December 16, 2022

Twitter is no longer allowing you to link to your Mastodon profile? Let's bypass that!

A quick and dirty, err, I mean, fast and furious url forwarding service.

So, it seems like Elon Musk has decreed that links to Mastodon profiles are malicious urls now, i.e. you can leave Twitter if you want to, but you cannot leave a forwarding address for your followers any more. Sure, easy to fix problem. Just use my new url bouncer service (works pretty much like an url shortener) instead:

http://dev.onyxbits.de/forwardto/raccoon/home.social

Replace forwardto with any parting message (or leave it out entirely) and raccoon/home.social with your server handle (the @ symbol turns to a / to look more innocent). For example, the following will work too:

http://dev.onyxbits.de/byebye/raimalarter/writing.exchange

I really wonder who at Twitter even thought, blacklisting Mastodon servers was a good idea.

Self hosting

Please do! The power of this service lies in there being to many bouncers to block.
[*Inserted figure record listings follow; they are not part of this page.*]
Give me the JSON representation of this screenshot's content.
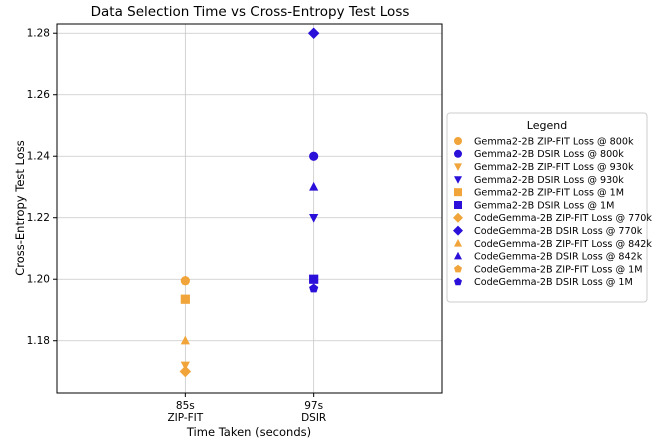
{
  "chart_data": {
    "type": "scatter",
    "title": "Data Selection Time vs Cross-Entropy Test Loss",
    "xlabel": "Time Taken (seconds)",
    "ylabel": "Cross-Entropy Test Loss",
    "ylim": [
      1.163,
      1.283
    ],
    "yticks": [
      1.18,
      1.2,
      1.22,
      1.24,
      1.26,
      1.28
    ],
    "ytick_labels": [
      "1.18",
      "1.20",
      "1.22",
      "1.24",
      "1.26",
      "1.28"
    ],
    "xlim": [
      0,
      3
    ],
    "x_categories": [
      {
        "pos": 1,
        "line1": "85s",
        "line2": "ZIP-FIT"
      },
      {
        "pos": 2,
        "line1": "97s",
        "line2": "DSIR"
      }
    ],
    "grid": true,
    "legend": {
      "title": "Legend",
      "placement": "outside-right"
    },
    "colors": {
      "zipfit": "#f0a43a",
      "dsir": "#2a10d8"
    },
    "series": [
      {
        "name": "Gemma2-2B ZIP-FIT Loss @ 800k",
        "marker": "circle",
        "color": "zipfit",
        "x": 1,
        "y": 1.1995
      },
      {
        "name": "Gemma2-2B DSIR Loss @ 800k",
        "marker": "circle",
        "color": "dsir",
        "x": 2,
        "y": 1.24
      },
      {
        "name": "Gemma2-2B ZIP-FIT Loss @ 930k",
        "marker": "triangle-down",
        "color": "zipfit",
        "x": 1,
        "y": 1.172
      },
      {
        "name": "Gemma2-2B DSIR Loss @ 930k",
        "marker": "triangle-down",
        "color": "dsir",
        "x": 2,
        "y": 1.22
      },
      {
        "name": "Gemma2-2B ZIP-FIT Loss @ 1M",
        "marker": "square",
        "color": "zipfit",
        "x": 1,
        "y": 1.1935
      },
      {
        "name": "Gemma2-2B DSIR Loss @ 1M",
        "marker": "square",
        "color": "dsir",
        "x": 2,
        "y": 1.2
      },
      {
        "name": "CodeGemma-2B ZIP-FIT Loss @ 770k",
        "marker": "diamond",
        "color": "zipfit",
        "x": 1,
        "y": 1.17
      },
      {
        "name": "CodeGemma-2B DSIR Loss @ 770k",
        "marker": "diamond",
        "color": "dsir",
        "x": 2,
        "y": 1.28
      },
      {
        "name": "CodeGemma-2B ZIP-FIT Loss @ 842k",
        "marker": "triangle-up",
        "color": "zipfit",
        "x": 1,
        "y": 1.18
      },
      {
        "name": "CodeGemma-2B DSIR Loss @ 842k",
        "marker": "triangle-up",
        "color": "dsir",
        "x": 2,
        "y": 1.23
      },
      {
        "name": "CodeGemma-2B ZIP-FIT Loss @ 1M",
        "marker": "pentagon",
        "color": "zipfit",
        "x": 1,
        "y": 1.1995
      },
      {
        "name": "CodeGemma-2B DSIR Loss @ 1M",
        "marker": "pentagon",
        "color": "dsir",
        "x": 2,
        "y": 1.197
      }
    ]
  }
}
Save the following script as 🗋 index.php in the document root of your webserver (a subfolder will work, but then you have to modify the webserver rewrite rules accordingly):

<?php

function is_url_checker() {
  return strpos($_SERVER['HTTP_USER_AGENT'], "witter")> -1;
}

function forward() {
  $tmp = explode('/',$_SERVER['REQUEST_URI']);
  $len = sizeof($tmp);
  if ($len >= 3) {
    header('Location: https://'. $tmp[$len-1] . '/@' . $tmp[$len-2], true, 301 );
  }
  exit();
}

if (is_url_checker()) {
  echo 'This is fine!';
}
else {
  forward();
} 
?>

Your webserver must be configured with a rewrite rule to handle requests through the script:

RewriteEngine on
RewriteBase /
RewriteCond %{REQUEST_FILENAME} !-f
RewriteCond %{REQUEST_FILENAME} !-d
RewriteCond %{REQUEST_FILENAME} !-l
RewriteRule .* index.php [L,QSA]

Have fun!

Technical notes on TwitterBot

Whenever you post an URL to Twitter, that url is spidered by TwitterBot. The script above just checks the browser useragent and if if contains the string “witter”, simply prints “This is fine!”. For now that seems to be sufficient, but in the future, an IP range check may be needed. So far, TwitterBot/1.0 has been visiting me from the following IP addresses:

192.133.77.16
192.133.77.18
199.16.157.180
199.16.157.181
199.16.157.182
199.16.157.183
199.59.150.180
199.59.150.181
199.59.150.182

I may update the script with further obfuscation, once I get a more data.